Ayende @ Rahien

It's a girl

RavenDB: Splitting entities across several documents

There are occasions where it isn’t feasible or desirable to store our entity as a single document in RavenDB. A question that just came up was how to design votes for an entity using RavenDB.

The scenario is simple, we have our entity, Question (think stack overflow), which can have Up/Down votes. It would be very easy to design the system using a single document for the entity, like so:

{ //document id: questions/123
   Title: "How to handle Up/Down votes with Raven?",
   Content: "...",
   Votes: [
         { Up: true, User: "users/ayende" },
         { Up: false, User: "users/oren" },
  ]
}

As usual, the problem begins when you start to consider what happens when you want to deal with questions that may have large number of votes, or the common scenario where you just want to display the vote totals, and not pull the entire document to get that.

One option is to split things up. I guess you figured that out from the title of this blog post. The idea is to change the document structure to be:

{ //document id: questions/123
   Title: "How to handle Up/Down votes with Raven?",
   Content: "...",
}

{ //document id: questions/123/votes
   Votes: [
         { Up: true, User: "users/ayende" },
         { Up: false, User: "users/oren" },
  ]
}

Note that we have two separate documents here. Now we can load just the questions, or the questions and the votes. We still have a problem with getting the totals without loading potentially thousands of votes. It is pretty easy to solve this, however, using the following index:

from voteDoc in docs.VoteDocs
from vote in voteDoc.Votes
group vote by vote.Up into g
select new { Up = g.Key, Count = g.Count() }

Now we can query the index directly, to get the aggregated results:

session.LuceneQuery<VoteTotals>("Questions/VoteTotals")
            .SelectFields("__document_id", "Up", "Count")
            .ToList();

And if we want to get the votes themselves, they are easily available as well.

Comments

gandjustas
09/29/2010 10:42 AM by
gandjustas

It looks like relational tables and join in view\function\storedproc, isn't it? ;)

Benny Thomas
09/29/2010 10:43 AM by
Benny Thomas

Is it just me, or does your index use the unsplited document in this sample?

configurator
09/29/2010 11:33 AM by
configurator

A feature I'd like to see is the indexes updating entities, i.e.
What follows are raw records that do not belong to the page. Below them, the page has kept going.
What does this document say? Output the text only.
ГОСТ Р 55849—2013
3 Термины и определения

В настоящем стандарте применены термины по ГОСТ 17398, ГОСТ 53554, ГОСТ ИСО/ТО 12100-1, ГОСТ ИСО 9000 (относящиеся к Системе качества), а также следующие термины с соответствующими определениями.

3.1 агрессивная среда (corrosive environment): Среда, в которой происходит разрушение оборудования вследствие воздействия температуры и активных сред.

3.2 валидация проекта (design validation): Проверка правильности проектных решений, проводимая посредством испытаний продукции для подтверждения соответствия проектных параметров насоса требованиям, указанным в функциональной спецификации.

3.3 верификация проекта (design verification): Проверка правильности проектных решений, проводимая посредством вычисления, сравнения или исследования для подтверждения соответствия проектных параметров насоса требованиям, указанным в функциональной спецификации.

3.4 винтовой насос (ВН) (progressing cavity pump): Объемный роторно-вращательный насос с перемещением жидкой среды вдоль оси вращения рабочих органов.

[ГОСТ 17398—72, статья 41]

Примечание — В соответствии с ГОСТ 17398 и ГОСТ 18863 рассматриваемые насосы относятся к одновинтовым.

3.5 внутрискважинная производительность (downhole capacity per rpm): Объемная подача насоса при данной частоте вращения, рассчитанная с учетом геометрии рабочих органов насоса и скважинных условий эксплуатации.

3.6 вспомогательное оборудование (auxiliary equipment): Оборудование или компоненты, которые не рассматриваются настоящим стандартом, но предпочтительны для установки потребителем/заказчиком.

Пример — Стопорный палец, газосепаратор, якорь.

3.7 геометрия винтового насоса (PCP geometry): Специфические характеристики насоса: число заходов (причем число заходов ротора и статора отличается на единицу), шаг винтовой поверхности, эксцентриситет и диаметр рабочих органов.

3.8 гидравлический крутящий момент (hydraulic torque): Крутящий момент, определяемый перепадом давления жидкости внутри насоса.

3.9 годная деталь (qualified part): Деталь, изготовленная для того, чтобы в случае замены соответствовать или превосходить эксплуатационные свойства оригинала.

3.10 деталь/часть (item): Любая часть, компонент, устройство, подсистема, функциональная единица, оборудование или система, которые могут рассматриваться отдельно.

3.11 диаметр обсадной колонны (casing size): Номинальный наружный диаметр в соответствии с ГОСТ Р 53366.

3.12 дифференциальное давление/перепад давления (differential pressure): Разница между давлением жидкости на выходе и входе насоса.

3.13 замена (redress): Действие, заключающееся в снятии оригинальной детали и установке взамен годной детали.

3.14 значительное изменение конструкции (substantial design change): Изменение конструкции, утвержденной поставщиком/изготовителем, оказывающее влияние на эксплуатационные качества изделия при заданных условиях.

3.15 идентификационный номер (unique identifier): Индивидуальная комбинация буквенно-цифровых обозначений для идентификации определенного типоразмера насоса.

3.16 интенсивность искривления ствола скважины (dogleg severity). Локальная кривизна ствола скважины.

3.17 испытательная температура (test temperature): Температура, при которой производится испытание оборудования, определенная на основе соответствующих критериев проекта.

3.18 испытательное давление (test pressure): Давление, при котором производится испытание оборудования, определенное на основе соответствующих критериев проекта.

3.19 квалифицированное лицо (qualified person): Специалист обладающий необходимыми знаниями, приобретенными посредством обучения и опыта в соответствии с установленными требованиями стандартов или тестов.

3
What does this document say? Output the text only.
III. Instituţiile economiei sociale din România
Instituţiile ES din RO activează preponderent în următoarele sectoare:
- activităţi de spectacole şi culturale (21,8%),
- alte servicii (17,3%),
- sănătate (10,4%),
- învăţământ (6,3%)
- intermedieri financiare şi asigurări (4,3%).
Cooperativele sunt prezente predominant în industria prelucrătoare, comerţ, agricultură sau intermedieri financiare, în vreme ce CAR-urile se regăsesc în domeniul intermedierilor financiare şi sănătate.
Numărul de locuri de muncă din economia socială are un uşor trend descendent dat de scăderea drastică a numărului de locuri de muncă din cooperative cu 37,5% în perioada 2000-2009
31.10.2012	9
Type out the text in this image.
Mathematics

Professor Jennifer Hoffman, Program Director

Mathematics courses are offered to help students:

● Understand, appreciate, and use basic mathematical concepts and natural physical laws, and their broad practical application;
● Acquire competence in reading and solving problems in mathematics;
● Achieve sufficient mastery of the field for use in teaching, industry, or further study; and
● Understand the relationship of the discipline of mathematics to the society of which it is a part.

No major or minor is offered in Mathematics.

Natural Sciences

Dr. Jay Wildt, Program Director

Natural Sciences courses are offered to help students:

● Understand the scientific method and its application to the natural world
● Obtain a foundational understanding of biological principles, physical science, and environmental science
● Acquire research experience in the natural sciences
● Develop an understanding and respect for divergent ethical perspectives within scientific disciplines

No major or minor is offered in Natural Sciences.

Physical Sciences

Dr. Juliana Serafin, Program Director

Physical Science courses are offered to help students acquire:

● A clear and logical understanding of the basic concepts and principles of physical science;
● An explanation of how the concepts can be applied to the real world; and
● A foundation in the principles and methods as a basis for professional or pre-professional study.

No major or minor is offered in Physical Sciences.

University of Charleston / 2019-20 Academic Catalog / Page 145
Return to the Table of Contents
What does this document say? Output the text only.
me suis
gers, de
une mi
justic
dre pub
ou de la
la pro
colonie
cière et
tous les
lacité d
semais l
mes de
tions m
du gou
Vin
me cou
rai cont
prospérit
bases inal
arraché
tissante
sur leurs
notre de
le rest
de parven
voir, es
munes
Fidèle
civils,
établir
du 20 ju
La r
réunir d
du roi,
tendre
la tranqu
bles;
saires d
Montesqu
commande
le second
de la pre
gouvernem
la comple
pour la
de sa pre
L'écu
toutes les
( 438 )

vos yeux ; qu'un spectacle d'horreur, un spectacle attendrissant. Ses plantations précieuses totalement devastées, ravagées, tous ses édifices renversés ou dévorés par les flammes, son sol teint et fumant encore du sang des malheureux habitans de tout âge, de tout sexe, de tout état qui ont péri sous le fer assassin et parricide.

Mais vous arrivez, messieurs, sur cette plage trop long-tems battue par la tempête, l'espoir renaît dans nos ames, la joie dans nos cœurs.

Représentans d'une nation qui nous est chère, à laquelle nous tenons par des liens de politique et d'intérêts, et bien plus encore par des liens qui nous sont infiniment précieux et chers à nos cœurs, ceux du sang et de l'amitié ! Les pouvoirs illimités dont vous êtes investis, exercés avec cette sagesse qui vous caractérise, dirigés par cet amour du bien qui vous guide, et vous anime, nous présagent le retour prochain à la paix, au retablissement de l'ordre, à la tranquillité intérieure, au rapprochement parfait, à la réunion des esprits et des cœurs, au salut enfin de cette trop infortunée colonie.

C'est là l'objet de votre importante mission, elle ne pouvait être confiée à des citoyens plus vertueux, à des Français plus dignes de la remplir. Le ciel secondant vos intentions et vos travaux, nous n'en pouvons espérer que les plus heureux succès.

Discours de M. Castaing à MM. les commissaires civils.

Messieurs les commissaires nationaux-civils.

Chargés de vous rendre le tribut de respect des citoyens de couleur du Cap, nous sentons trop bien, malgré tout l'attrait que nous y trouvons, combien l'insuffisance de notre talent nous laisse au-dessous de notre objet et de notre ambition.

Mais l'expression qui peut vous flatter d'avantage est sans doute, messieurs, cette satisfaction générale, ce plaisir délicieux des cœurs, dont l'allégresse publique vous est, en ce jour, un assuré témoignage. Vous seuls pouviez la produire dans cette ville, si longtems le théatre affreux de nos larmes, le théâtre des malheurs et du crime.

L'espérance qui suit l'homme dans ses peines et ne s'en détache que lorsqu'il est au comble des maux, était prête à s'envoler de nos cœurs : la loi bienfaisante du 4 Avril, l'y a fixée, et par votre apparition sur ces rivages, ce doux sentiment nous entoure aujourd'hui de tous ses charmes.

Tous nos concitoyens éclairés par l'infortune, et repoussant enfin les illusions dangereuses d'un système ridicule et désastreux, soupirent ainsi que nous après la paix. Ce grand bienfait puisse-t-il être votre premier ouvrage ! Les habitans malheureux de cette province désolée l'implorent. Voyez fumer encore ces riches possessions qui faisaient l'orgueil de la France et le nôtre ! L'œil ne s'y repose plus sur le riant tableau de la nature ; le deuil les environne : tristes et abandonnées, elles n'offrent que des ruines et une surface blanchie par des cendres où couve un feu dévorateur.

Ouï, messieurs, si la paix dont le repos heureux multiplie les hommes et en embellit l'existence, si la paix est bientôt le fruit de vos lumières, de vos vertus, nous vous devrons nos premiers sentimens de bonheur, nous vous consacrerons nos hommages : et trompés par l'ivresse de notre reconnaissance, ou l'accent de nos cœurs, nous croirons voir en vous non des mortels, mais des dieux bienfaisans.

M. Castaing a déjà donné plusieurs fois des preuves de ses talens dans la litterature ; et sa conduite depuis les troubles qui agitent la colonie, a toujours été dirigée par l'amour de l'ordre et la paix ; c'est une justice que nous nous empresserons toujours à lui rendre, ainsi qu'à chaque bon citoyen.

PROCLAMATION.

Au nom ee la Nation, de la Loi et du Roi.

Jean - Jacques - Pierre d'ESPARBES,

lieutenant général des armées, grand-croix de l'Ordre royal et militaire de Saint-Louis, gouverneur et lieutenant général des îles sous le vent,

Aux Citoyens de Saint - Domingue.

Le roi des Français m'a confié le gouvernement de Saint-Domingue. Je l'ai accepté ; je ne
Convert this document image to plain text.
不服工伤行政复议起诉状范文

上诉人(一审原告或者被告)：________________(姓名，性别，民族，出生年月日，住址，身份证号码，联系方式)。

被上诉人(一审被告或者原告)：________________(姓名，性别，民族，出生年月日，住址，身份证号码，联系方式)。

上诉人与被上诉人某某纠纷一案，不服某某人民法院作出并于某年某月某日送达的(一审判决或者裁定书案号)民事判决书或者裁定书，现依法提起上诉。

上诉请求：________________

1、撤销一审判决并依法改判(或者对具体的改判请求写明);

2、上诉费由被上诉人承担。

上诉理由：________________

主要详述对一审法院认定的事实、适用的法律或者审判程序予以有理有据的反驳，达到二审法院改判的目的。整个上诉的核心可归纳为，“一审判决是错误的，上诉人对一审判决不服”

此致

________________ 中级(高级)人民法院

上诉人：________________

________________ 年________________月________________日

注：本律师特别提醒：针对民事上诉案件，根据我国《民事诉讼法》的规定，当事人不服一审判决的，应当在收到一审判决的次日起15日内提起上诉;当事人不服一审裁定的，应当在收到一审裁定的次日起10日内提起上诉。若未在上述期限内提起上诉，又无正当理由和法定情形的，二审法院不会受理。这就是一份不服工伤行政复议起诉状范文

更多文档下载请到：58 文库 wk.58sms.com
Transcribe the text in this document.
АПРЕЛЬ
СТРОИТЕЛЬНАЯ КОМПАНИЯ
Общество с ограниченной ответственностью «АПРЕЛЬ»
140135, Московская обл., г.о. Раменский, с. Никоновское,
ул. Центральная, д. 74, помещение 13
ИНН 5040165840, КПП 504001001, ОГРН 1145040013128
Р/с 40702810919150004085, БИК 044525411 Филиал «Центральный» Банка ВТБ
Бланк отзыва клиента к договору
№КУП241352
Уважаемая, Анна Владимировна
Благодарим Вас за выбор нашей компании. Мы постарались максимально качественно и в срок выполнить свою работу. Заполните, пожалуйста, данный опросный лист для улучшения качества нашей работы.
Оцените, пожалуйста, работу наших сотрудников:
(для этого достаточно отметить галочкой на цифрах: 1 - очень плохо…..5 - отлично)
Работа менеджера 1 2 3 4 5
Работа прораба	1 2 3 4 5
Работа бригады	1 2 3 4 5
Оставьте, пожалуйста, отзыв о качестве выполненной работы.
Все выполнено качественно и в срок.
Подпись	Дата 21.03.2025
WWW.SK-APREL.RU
{ //document id: questions/123

Title: "How to handle Up/Down votes with Raven?",

Content: "...",

}

{ //document id: questions/123/votes

Votes: [

     { Up: true, User: "users/ayende" },

     { Up: false, User: "users/oren" },

]

}

Would be transformed automatically to

{ //document id: questions/123

Title: "How to handle Up/Down votes with Raven?",

Content: "...",

UpVotes: 1,

DownVotes: 1

}

{ //document id: questions/123/votes

Votes: [

     { Up: true, User: "users/ayende" },

     { Up: false, User: "users/oren" },

]

}

And the UpVotes/DownVotes would be updated whenever the index is. Do you have such a feature?

Torkel
09/29/2010 12:28 PM by
Torkel

Yes, I am also a little puzzled.

The index definition seems to use the original document where the Votes were part of the Question document. Was that the intent? Then why show the split?

/confused

Dennis
09/29/2010 12:41 PM by
Dennis

How will you deal with the "did I vote" on this without fetching the whole thing in?

fschwiet
09/29/2010 04:29 PM by
fschwiet

I am surprised you put all the votes in one document still. In the same situation, I had stored each vote as a document then used a map/reduce index to count the totals.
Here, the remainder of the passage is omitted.